CEO.Economics
Erscheinungsdatum: 30. Mai 2025

US-Zollpolitik ohne Inflationsschub?

Alle Ökonomen sind sich einig: Die US-Zollpolitik sollte zu einem deutlichen Anstieg der Inflationsrate führen. Doch im April lag die Inflation in den USA mit 2,3 Prozent so niedrig wie seit Februar 2021 nicht mehr. Zugleich betrug das monatliche Handelsdefizit der USA in Gütern und Dienstleistungen 140 Milliarden Dollar – doppelt so viel wie in den Monaten zuvor.

Ich denke nicht, dass die Ökonomen grundsätzlich falschliegen – vielmehr kommen aktuell mehrere kurzfristige Effekte zusammen, die diese beiden überraschenden Entwicklungen erklären können.

Erwartungen sind entscheidend: Unternehmen in den USA – ebenso wie in exportierenden Ländern – haben die von Trump angekündigten Zölle frühzeitig erwartet. In der Folge wurden Güter bereits Ende 2024 und Anfang 2025 vorab zollfrei importiert. Das betrifft sowohl Endprodukte als auch Vorprodukte, die für die Produktion in den USA benötigt werden.
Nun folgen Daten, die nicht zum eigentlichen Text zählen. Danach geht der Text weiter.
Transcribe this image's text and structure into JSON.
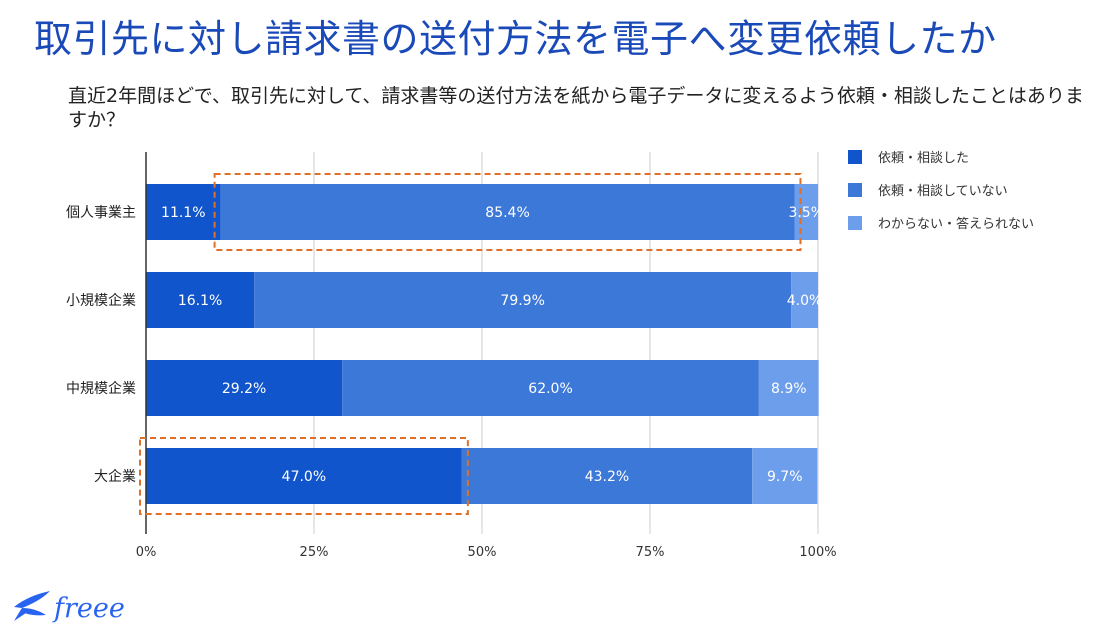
{
  "page": {
    "title": "取引先に対し請求書の送付方法を電子へ変更依頼したか",
    "question": "直近2年間ほどで、取引先に対して、請求書等の送付方法を紙から電子データに変えるよう依頼・相談したことはありますか？",
    "logo_text": "freee"
  },
  "colors": {
    "title": "#1a49b8",
    "series": [
      "#1155cc",
      "#3c78d8",
      "#6d9eeb"
    ],
    "highlight": "#e06f27",
    "grid": "#cccccc",
    "axis": "#333333"
  },
  "chart_data": {
    "type": "bar",
    "orientation": "horizontal",
    "stacked": true,
    "categories": [
      "個人事業主",
      "小規模企業",
      "中規模企業",
      "大企業"
    ],
    "series": [
      {
        "name": "依頼・相談した",
        "values": [
          11.1,
          16.1,
          29.2,
          47.0
        ]
      },
      {
        "name": "依頼・相談していない",
        "values": [
          85.4,
          79.9,
          62.0,
          43.2
        ]
      },
      {
        "name": "わからない・答えられない",
        "values": [
          3.5,
          4.0,
          8.9,
          9.7
        ]
      }
    ],
    "value_suffix": "%",
    "xlim": [
      0,
      100
    ],
    "xticks": [
      0,
      25,
      50,
      75,
      100
    ],
    "xtick_labels": [
      "0%",
      "25%",
      "50%",
      "75%",
      "100%"
    ],
    "grid": true,
    "legend": "top-right",
    "highlights": [
      {
        "category": "個人事業主",
        "series": "依頼・相談していない"
      },
      {
        "category": "大企業",
        "series": "依頼・相談した"
      }
    ]
  }
}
Zweiter Faktor: die Abwertung des US-Dollars. Der Dollar hat handelsgewichtet rund zehn Prozent gegenüber den wichtigsten Währungen abgewertet. Grund dafür ist das schwindende Vertrauen internationaler Finanzakteure in die US-Wirtschaftspolitik. Die Nachfrage nach US-Staatsanleihen ist zurückgegangen – und damit auch nach US-Dollar. Diese Abwertung verteuert Importe und verbilligt Exporte. Selbst bei unveränderten Mengen erhöht sich dadurch das Handelsdefizit rein rechnerisch.

Diese Entwicklungen wirken auch auf die Inflation. Importeure haben derzeit einen Anreiz, zollfreie Ware zurückzuhalten. Wer wartet, bis Wettbewerber Zölle zahlen müssen, kann die eigenen Produkte später zu höheren Preisen verkaufen – und höhere Gewinne erzielen. Das betrifft natürlich nur nicht verderbliche Güter, nicht etwa Lebensmittel.

So lag die Inflationsrate für Lebensmittel im April bereits bei 2,8 Prozent – deutlich höher als die allgemeine Rate. Gleichzeitig sind die Energiepreise im April um 3,7 Prozent gefallen. Der Rückgang erklärt sich allerdings nicht nur durch ein gestiegenes Angebot („drill, baby, drill“), sondern vor allem durch die Erwartung eines schwächeren Wirtschaftswachstums – sowohl in den USA als auch weltweit infolge der Zollpolitik.

Ein weiterer Aspekt: die Logistik. Die Effekte der Zölle auf Preise und Inflation treten mit Verzögerung auf – auch wegen der Lieferketten. Ein Containerschiff von Shanghai nach Los Angeles ist mehrere Wochen unterwegs. Unternehmen versuchen, die Ankunft ihrer Lieferungen so zu timen, dass sie in eine Phase niedriger Zölle fällt. Entsprechend kommt es zu Verzögerungen, leerstehenden Häfen in den USA und Schiffen, die länger als geplant in chinesischen Häfen verweilen. Diese Versuche der zeitlichen Optimierung führen letztlich zu Ineffizienzen – und zu höheren Preisen für US-amerikanische Unternehmen und Verbraucher.

Fazit: Die inflationären Effekte der US-Zollpolitik werden mit Zeitverzögerung sichtbar – sowohl in den Lieferketten als auch in den Inflationsdaten.